The 26-year-old rapper, real name Diamonté Harper, is explaining the title of her 2018 mixtape in the first episode of PAPER's "Show/Off." Our new mini-documentary series captures intimate moment with remarkable people, before and during major moments in their lives. So we went behind the scenes with the rap upstart at her Rolling Loud Bay Area set, which took place at Oakland's Coliseum, about a 20 minute drive from her hometown in Hayward, California.

High Maintenance is the major label debut that took Saweetie from fierce competitor in a crowded freshman class of MCs (who got her start posting covers of songs like "My Neck, My Back" on Instagram) to one of hip-hop's most beloved breakouts. It's the home of "ICY GIRL," her splashy 2018 hit: a blasé kiss-off to haters and a pledge to "take custody" of her dreams that sits atop a double dutch, bubblegum-snapping beat.

She followed up High Maintenance with 2019's ICY, which includes her biggest hit to date, "My Type." The track leaves nothing to the imagination describing Saweetie's perfect man (her boyfriend Quavo is featured on two tracks), and pays homage to West coast gangsta funk and '80s hip-hop.

As it turns out, the things in life Saweetie really cares about — the things she knows she has to "maintain" in order to realize her hefty ambitions — are her family and roots.

"I'm high maintenance because my grandma was high maintenance," Saweetie says. "You know, she been bougie. She used to get her hair and her nails done every Thursday an hour away in her Mercedes Benz, driving herself off the money she made. When you're a little girl watching your fly grandma boss up and just be cute for herself, for herself..." She trails off.

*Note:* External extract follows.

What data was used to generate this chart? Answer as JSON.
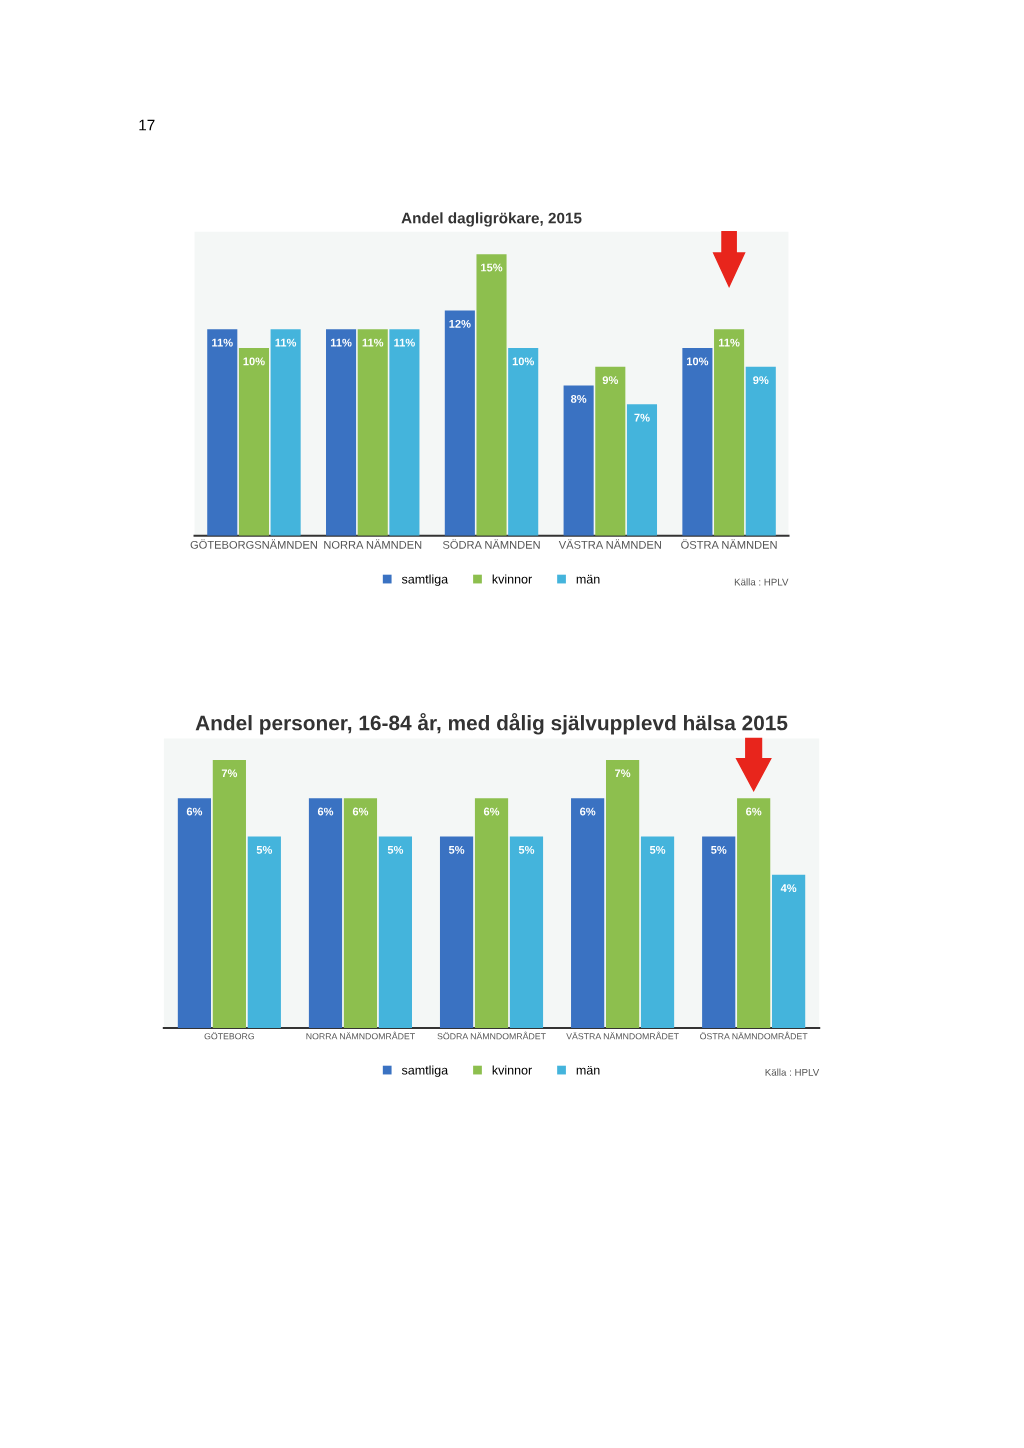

Her afternoon set at Rolling Loud is one of her first hometown shows since blowing up last year. "This day is a very special moment to me, because I'm home," she says, walking out to a reverent, deafening crowd. "This year it was my birthday, July 2nd. But five days after my birthday, my big cousin passed. So I got him on my back. So show some love to Ray Ray y'all."

Saweetie flicks her pom-pom-topped ponytail off her back, and turns show off her retro denim jacket, emblazoned with a portrait of her late cousin. "In the Bay Area when we want to show respect, or just show love to a loved one that passed away, we put them on a white tee, or on our clothing somewhere," she explains.

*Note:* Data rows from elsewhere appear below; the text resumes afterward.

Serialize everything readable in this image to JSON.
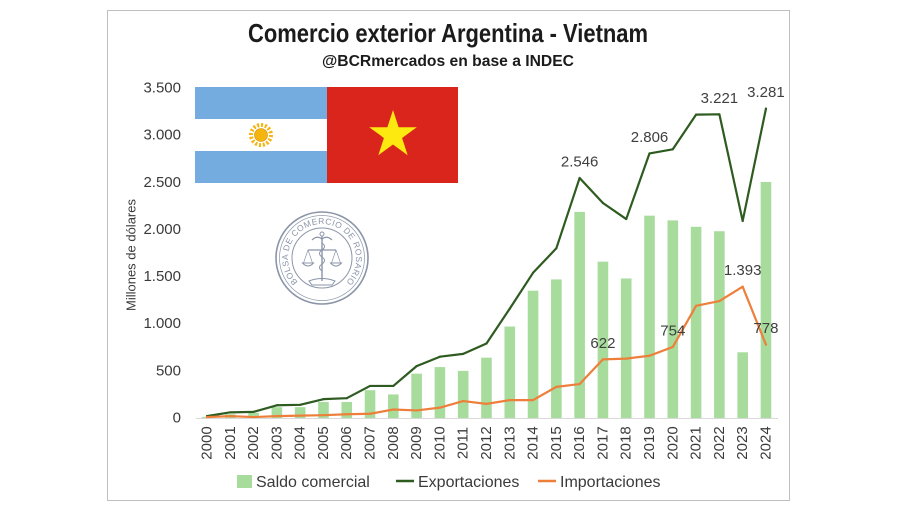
{
  "chart_data": {
    "type": "bar",
    "title": "Comercio exterior Argentina - Vietnam",
    "subtitle": "@BCRmercados en base a INDEC",
    "ylabel": "Millones de dólares",
    "categories": [
      "2000",
      "2001",
      "2002",
      "2003",
      "2004",
      "2005",
      "2006",
      "2007",
      "2008",
      "2009",
      "2010",
      "2011",
      "2012",
      "2013",
      "2014",
      "2015",
      "2016",
      "2017",
      "2018",
      "2019",
      "2020",
      "2021",
      "2022",
      "2023",
      "2024"
    ],
    "ylim": [
      0,
      3500
    ],
    "y_ticks": [
      0,
      500,
      1000,
      1500,
      2000,
      2500,
      3000,
      3500
    ],
    "y_tick_labels": [
      "0",
      "500",
      "1.000",
      "1.500",
      "2.000",
      "2.500",
      "3.000",
      "3.500"
    ],
    "grid": false,
    "legend": "bottom",
    "series": [
      {
        "name": "Saldo comercial",
        "type": "bar",
        "color": "#a8dc9d",
        "values": [
          10,
          40,
          55,
          115,
          115,
          170,
          170,
          295,
          250,
          470,
          540,
          500,
          640,
          970,
          1350,
          1470,
          2186,
          1658,
          1480,
          2146,
          2096,
          2028,
          1981,
          697,
          2503
        ]
      },
      {
        "name": "Exportaciones",
        "type": "line",
        "color": "#2e5b20",
        "values": [
          20,
          60,
          65,
          135,
          140,
          200,
          210,
          340,
          340,
          550,
          650,
          680,
          790,
          1160,
          1540,
          1800,
          2546,
          2280,
          2110,
          2806,
          2850,
          3218,
          3221,
          2090,
          3281
        ],
        "labels": [
          {
            "x": "2016",
            "text": "2.546"
          },
          {
            "x": "2019",
            "text": "2.806"
          },
          {
            "x": "2022",
            "text": "3.221"
          },
          {
            "x": "2024",
            "text": "3.281"
          }
        ]
      },
      {
        "name": "Importaciones",
        "type": "line",
        "color": "#ee7f3b",
        "values": [
          10,
          20,
          10,
          20,
          25,
          30,
          40,
          45,
          90,
          80,
          110,
          180,
          150,
          190,
          190,
          330,
          360,
          622,
          630,
          660,
          754,
          1190,
          1240,
          1393,
          778
        ],
        "labels": [
          {
            "x": "2017",
            "text": "622"
          },
          {
            "x": "2020",
            "text": "754"
          },
          {
            "x": "2023",
            "text": "1.393"
          },
          {
            "x": "2024",
            "text": "778"
          }
        ]
      }
    ]
  },
  "decorations": {
    "flags": [
      {
        "icon": "argentina-flag",
        "colors": {
          "stripe": "#74acdf",
          "band": "#ffffff",
          "sun": "#f6b40e"
        }
      },
      {
        "icon": "vietnam-flag",
        "colors": {
          "field": "#da251d",
          "star": "#fde910"
        }
      }
    ],
    "seal": {
      "icon": "bolsa-de-comercio-de-rosario-seal",
      "text": "BOLSA DE COMERCIO DE ROSARIO",
      "color": "#8b95a8"
    }
  }
}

The artist pauses to wipe away tears. A minute later, she's a verse deep in a blistering rendition of "My Type," most of which is gleefully sung by the audience, directly into Saweetie's outstretched mic. Her pom-poms bounce on the beat.

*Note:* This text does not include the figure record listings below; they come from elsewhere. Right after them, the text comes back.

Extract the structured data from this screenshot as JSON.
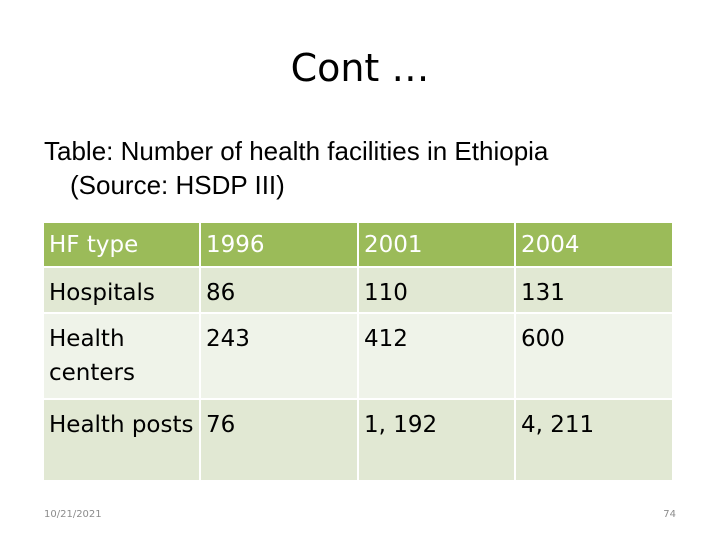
{
  "slide": {
    "title": "Cont …",
    "caption_line1": "Table: Number of health facilities in Ethiopia",
    "caption_line2": "(Source: HSDP III)"
  },
  "table": {
    "headers": [
      "HF type",
      "1996",
      "2001",
      "2004"
    ],
    "rows": [
      [
        "Hospitals",
        "86",
        "110",
        "131"
      ],
      [
        "Health centers",
        "243",
        "412",
        "600"
      ],
      [
        "Health posts",
        "76",
        "1, 192",
        "4, 211"
      ]
    ]
  },
  "footer": {
    "date": "10/21/2021",
    "page_number": "74"
  },
  "colors": {
    "header_bg": "#9bbb59",
    "row_dark": "#e1e8d3",
    "row_light": "#eff3e9"
  }
}
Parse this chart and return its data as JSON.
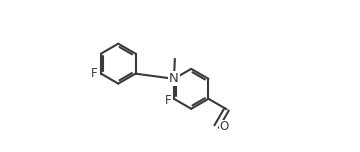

"I'd hear that I was stuck up," Saweetie told us earlier in the day, while having her nails touched up. "But if you knew me, to know me is to love me, so it's just like... if they said that, they probably don't know who I was. I feel like people should stop judgin' people, because, you know... I'm from the Bay, we ain't stuck up, we real down to earth."

The hybrid of Saweetie's chillness and certainty she has what it takes to make it in the merciless rap landscape — where artists explode and burn out quick as fireworks — has served her so far. It's how she plans to continue.

"When I would tell people what my goals were, they would say you know, it's unrealistic, and they'd laugh and they'd chuckle," she says, laughing herself. "It was just like, 'alright, alright.' But I'm very confident and it's just like, 'I'mma show y'all.' And I did. I showed them."